The pound has lost 15% of its value. The stock market is fluctuating wildly up and down, and UK property market investment funds have been suspended indefinitely. The leadership of the country and three major political parties is in a state of extreme flux. The PM has resigned, as has the leader of UKIP and the leader of the Opposition is surely on his way out also. The UK could itself break up, with Scotland and Northern Ireland both threatening to leave if Brexit is concluded.
Millions of EU citizens living and working in the UK are uncertain as to whether they will be able to stay here or have to leave. Millions of UK citizens living and working in Europe face exactly the same situation. We could face a mass migration of people in both directions such as we have never seen before in this country.
It is not even clear how the necessary decisions will be made. Will Parliament need to vote? Will there be a General Election? Will there even need to be another referendum.

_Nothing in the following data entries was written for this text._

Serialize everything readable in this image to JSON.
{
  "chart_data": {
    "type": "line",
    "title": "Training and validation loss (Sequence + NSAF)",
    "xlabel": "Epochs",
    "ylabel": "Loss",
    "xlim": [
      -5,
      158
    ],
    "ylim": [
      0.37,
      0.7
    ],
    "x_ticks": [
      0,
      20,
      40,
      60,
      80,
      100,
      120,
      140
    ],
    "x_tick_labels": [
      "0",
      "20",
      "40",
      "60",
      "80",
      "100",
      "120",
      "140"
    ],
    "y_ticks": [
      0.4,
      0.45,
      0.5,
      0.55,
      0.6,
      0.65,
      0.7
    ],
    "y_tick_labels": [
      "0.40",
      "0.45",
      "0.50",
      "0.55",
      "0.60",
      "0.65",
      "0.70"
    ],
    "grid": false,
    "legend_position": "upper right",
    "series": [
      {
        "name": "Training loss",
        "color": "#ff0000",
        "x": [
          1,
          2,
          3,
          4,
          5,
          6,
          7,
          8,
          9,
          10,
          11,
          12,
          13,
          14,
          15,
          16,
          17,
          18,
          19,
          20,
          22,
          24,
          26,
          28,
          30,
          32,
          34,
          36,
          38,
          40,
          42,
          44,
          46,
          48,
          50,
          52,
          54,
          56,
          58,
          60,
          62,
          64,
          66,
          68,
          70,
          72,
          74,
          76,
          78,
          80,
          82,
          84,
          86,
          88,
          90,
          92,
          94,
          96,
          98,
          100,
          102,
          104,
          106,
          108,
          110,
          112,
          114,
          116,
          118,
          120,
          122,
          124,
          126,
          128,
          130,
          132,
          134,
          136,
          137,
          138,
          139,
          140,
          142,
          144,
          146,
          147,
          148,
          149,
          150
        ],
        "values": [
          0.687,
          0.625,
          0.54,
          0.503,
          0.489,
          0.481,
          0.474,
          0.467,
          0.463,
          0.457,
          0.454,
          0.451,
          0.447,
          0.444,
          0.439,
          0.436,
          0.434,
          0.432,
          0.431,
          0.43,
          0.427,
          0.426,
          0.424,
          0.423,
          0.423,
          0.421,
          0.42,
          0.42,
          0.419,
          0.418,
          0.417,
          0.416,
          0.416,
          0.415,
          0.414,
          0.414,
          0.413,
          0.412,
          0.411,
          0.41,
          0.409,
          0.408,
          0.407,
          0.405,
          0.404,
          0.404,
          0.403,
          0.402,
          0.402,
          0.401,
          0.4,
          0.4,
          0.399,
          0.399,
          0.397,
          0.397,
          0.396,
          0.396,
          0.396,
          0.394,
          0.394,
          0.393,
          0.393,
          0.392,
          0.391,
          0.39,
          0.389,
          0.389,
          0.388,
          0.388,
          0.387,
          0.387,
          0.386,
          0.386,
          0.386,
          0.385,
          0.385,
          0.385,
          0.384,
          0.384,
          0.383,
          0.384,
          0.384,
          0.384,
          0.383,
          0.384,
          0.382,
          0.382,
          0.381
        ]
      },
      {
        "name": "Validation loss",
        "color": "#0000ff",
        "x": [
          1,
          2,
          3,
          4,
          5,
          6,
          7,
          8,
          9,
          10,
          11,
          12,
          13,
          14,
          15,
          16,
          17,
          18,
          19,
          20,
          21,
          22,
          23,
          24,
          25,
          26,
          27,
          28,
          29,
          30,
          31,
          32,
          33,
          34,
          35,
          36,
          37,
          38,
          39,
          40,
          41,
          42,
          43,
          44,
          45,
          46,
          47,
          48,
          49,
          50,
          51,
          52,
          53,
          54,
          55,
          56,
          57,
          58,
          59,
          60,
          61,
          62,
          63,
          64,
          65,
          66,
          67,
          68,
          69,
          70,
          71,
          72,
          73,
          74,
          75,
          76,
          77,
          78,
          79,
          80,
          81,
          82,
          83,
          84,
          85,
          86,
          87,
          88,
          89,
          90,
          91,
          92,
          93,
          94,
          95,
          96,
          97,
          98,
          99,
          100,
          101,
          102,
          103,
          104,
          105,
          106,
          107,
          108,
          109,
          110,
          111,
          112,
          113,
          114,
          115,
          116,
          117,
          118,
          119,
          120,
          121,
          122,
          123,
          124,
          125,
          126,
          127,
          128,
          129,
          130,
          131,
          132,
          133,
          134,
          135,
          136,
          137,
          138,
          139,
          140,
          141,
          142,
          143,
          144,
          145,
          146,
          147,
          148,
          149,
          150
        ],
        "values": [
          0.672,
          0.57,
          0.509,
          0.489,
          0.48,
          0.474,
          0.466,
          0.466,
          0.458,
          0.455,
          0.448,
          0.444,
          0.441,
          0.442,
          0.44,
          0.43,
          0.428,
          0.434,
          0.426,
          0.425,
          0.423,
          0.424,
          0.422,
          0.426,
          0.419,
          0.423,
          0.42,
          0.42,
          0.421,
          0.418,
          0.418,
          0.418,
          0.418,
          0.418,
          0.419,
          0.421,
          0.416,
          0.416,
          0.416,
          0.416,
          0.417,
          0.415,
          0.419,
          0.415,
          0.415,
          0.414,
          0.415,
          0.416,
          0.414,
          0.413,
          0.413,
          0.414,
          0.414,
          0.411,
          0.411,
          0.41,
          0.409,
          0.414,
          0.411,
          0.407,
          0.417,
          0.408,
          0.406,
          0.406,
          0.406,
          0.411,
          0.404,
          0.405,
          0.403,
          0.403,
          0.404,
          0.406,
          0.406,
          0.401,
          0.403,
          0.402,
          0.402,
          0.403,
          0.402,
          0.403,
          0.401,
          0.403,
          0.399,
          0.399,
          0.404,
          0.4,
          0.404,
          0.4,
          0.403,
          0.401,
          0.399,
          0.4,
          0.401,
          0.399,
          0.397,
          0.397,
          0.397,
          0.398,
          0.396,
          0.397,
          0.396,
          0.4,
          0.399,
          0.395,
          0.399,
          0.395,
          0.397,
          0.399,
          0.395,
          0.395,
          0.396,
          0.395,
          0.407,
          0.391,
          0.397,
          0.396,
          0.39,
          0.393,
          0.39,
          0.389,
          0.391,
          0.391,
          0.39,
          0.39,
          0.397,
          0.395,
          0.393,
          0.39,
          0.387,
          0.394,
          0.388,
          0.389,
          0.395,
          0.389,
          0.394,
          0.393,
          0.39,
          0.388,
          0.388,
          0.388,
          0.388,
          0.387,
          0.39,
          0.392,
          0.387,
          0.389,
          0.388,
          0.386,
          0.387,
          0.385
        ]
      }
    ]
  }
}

This chronic uncertainty affects companies as much, and in most cases more than individuals. They need to plan years ahead and there need to know the assumptions on which their planning is based. Or they may decide to relocate to a jurisdiction where there is more certainty.
At such a time, where the business disruption event is like a slow moving train crash, communication is all the more important. Our politicians need to learn from this and communicate more transparently and clearly what they are intending to do.
Commercial enterprises, too, need to communicate, with employees, customers, suppliers and other stakeholders as the situation continues to develop in ways which, if recent experience is anything to go by, cannot be predicted. They need to act now to set up those lines of communication, start scenario planning for what might happen and make their plans to mitigate the risks and even, dare I say it, exploit the opportunities.